Github didn't crowdfund $500,000 before having a paid tier and being profitable.

Fair point; I think I get what the OP was saying now.

But, from what I understood, with the current crowdfunding scheme you're basically pre-ordering membership.

NB: I'm not really sold on the product idea myself, just trying to understand the objections to the business model.

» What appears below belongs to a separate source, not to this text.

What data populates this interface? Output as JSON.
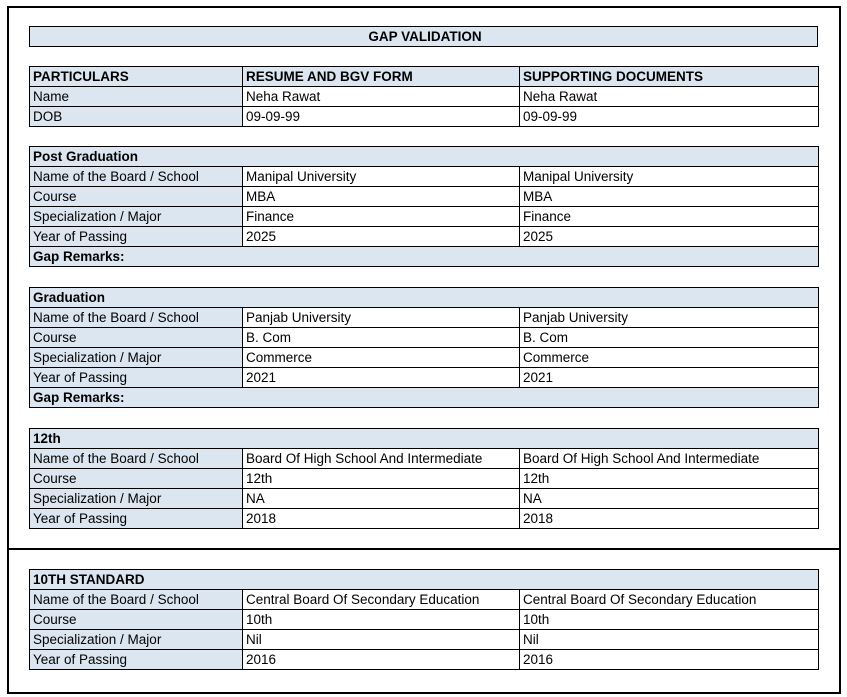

I'm not sure what bothers me so much about crowdfunding this. It just doesn't seem quite right, and the use of GitHub as an example stood out as flawed. I would definitely be more convinced by a great-but-buggy prototype than a video of someone looking off in to the distance. I don't mean that as a jab: it's symbolically kind of unsettling. You're talking about how much the community matters, but you're talking to someone else.

To me, the proposed project touches on a much bigger issue of how Twitter is a part of the internet infrastructure. Real time messaging has become really important, and there's some anxiety around how that infrastructure can be a part of the web in some trusted way.

Simply making Twitter community supported doesn't appear to me to be the best decision. We've learned about some great potential from Twitter, and I'm much more excited about something fully decentralized than I am interested in a community supported Twitter clone.

Anyone else thinking about Diaspora as soon as he mentioned Kickstarter?

Grandiose vision, but going to war with Twitter today is as foolish as trying to take on Facebook.

You're not going to attract a mainstream audience and gain serious critical mass just because you're an open platform and developer-friendly. In the case of SourceForge/GitHub, it was different because the demographic is entirely developers. Not so with social networks or media companies of any kind, the audience is mainstream, that means college students, celebrities, high school girls, etc.

"Every battle is won before it is ever fought" (Sun Tzu) -- learn from Diaspora's failure, don't repeat it.

Amazing that there is no mention of http://Status.net anywhere this topic is discussed.

Evan Prodromou has been trying to crack that nut for many years now...

Why screw over all the developers who had been using App.net? I assume that their App Landing page developer service is going to retire if this new product goes.

I'm probably not the target audience for this because I don't understand what the proposal is. Or maybe I'd have to read some of his earlier posts to understand what this is about.

What is a real time feed and service or a social platform in general? Is this basically Facebook sans the UI for a monthly fee?

Are there github accounts for the 'team to do it' that contain the 'infrastructure'?

This is exactly the right question to ask. Now I'm pretty sure I phrased it wrong.

Will there be a free tier?

Summary: "I propose receiving $500k USD of your money (with terms like Kickstarter, but not actually via Kickstarter) to build my new startup, in exchange for giving you zero equity. I know it's audacious."